Klaus Mann fut, cela va sans dire, une des cibles du nouveau régime nazi qui en 1934 l´a déchu de la nationalité allemande et ce fut grâce au gouvernement progressiste et libéral du tchécoslovaque Benes que Klaus Mann et plusieurs membres de sa famille ne sont pas devenus des apatrides. Son engagement civique s´est poursuivi de plus belle. En 1935, il a fondé à Amsterdam une revue littéraire de combat contre le nazisme Die sammlung(La collection), éditée par la maison Querido Verlag et qui comptait sur la collaboration d´une pléiade d´intellectuels de tout premier rang, des allemands et des autrichiens exilés pour la plupart, mais aussi des progressistes d´autres pays comme André Gide, Jean Cocteau, Ernest Hemingway, Aldous Huxley ou Boris Pasternak. Cette année-là, il a participé au Congrès international contre la guerre et le fascisme aux côtés d´André Gide et de son oncle Heinrich Mann dont il s´est toujours senti plus proche intellectuellement que de son père. En juin-juillet 1938, il a participé avec sa sœur Erika (à laquelle il a toujours été lié par une énorme complicité) à la guerre d´Espagne en tant que correspondant et cette même année il est parti aux États-Unis où son combat civique s´est intensifié avec le parrainage d´une nouvelle revue littéraire et politique, Decision.

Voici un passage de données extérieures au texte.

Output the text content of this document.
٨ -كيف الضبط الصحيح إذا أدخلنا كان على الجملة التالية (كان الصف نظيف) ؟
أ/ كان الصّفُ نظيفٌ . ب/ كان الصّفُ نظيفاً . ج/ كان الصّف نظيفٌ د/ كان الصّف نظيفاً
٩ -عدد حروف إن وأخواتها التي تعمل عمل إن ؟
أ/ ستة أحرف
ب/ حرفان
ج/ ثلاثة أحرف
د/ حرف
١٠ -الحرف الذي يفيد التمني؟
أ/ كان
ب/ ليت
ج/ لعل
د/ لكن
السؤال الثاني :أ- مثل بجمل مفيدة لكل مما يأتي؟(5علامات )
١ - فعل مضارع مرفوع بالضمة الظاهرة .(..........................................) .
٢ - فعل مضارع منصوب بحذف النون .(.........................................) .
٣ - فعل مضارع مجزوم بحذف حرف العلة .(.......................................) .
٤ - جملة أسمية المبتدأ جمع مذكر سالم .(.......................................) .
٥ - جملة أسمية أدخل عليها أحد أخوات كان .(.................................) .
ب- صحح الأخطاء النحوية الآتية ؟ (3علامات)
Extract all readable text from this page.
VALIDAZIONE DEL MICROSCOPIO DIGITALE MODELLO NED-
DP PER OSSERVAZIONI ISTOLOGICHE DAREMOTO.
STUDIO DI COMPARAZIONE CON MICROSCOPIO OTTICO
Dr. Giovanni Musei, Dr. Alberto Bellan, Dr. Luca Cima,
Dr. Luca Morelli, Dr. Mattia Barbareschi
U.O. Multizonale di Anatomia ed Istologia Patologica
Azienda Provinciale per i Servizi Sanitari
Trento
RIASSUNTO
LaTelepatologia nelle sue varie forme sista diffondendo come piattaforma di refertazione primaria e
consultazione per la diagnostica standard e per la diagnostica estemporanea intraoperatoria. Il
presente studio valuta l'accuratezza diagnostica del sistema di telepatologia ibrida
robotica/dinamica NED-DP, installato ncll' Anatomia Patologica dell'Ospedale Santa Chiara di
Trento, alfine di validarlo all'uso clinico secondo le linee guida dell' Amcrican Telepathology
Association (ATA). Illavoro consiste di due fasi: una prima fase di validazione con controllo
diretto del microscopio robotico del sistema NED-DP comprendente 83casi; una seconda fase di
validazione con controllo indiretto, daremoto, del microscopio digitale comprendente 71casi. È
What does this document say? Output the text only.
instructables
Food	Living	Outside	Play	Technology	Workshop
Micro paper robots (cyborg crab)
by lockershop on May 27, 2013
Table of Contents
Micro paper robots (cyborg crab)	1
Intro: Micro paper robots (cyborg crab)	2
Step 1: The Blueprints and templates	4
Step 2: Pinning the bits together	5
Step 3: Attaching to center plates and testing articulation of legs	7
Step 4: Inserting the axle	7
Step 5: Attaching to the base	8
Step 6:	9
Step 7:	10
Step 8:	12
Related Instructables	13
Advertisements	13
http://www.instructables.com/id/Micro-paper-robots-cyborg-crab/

C´est pendant ce séjour prolongé au pays de l´Oncle Sam que, dégoûté par la langue allemande, avilie en quelque sorte par la tyrannie nazie, il s´est mis à écrire en anglais, ce qu´il n´a pourtant pas fait de gaieté de cœur. Naturalisé américain en 1942, il s´est engagé dans l´armée et en 1943 il était de retour en Europe en tant que militaire américain. L´après-guerre qui aurait pu lui redonner l´espoir de renaissance de la culture européenne fut paradoxalement on ne peut plus douloureux. Le processus de dénazification-qui ne lui a pas semblé particulièrement convaincant-, l´ignorance de la majorité des Allemands vis-à-vis des écrivains de l´exil et le suicide de Stefan Zweig au Brésil, entre autres événements, l´ont désabusé. Sombrant dans le désespoir et la drogue, il est mort dans une chambre d´hôtel à Cannes, le 21 mai 1949, après avoir ingurgité une forte dose de somnifères.

Si les romans de Klaus Mann traduisent l´angoisse, le désespoir, la révolte de personnages troubles et excentriques en manque de repères, ses essais et écrits journalistiques font état de son irréprochable engagement civique et culturel. En France, les éditions Phébus ont réédité ces dernières années quelques titres de Klaus Mann qui nous donnent la juste mesure de l´envergure de ce grand écrivain allemand et européen de la première moitié du vingtième siècle. En 2009, on a pu lire Contre la barbarie, recueil d´articles écrits et publiés entre 1925 et 1944, l´année dernière le roman Point de rencontre à l´infini et cette année deux titres d´un coup : Aujourd´hui et demain (l´esprit européen, 1925-1949) et Speed.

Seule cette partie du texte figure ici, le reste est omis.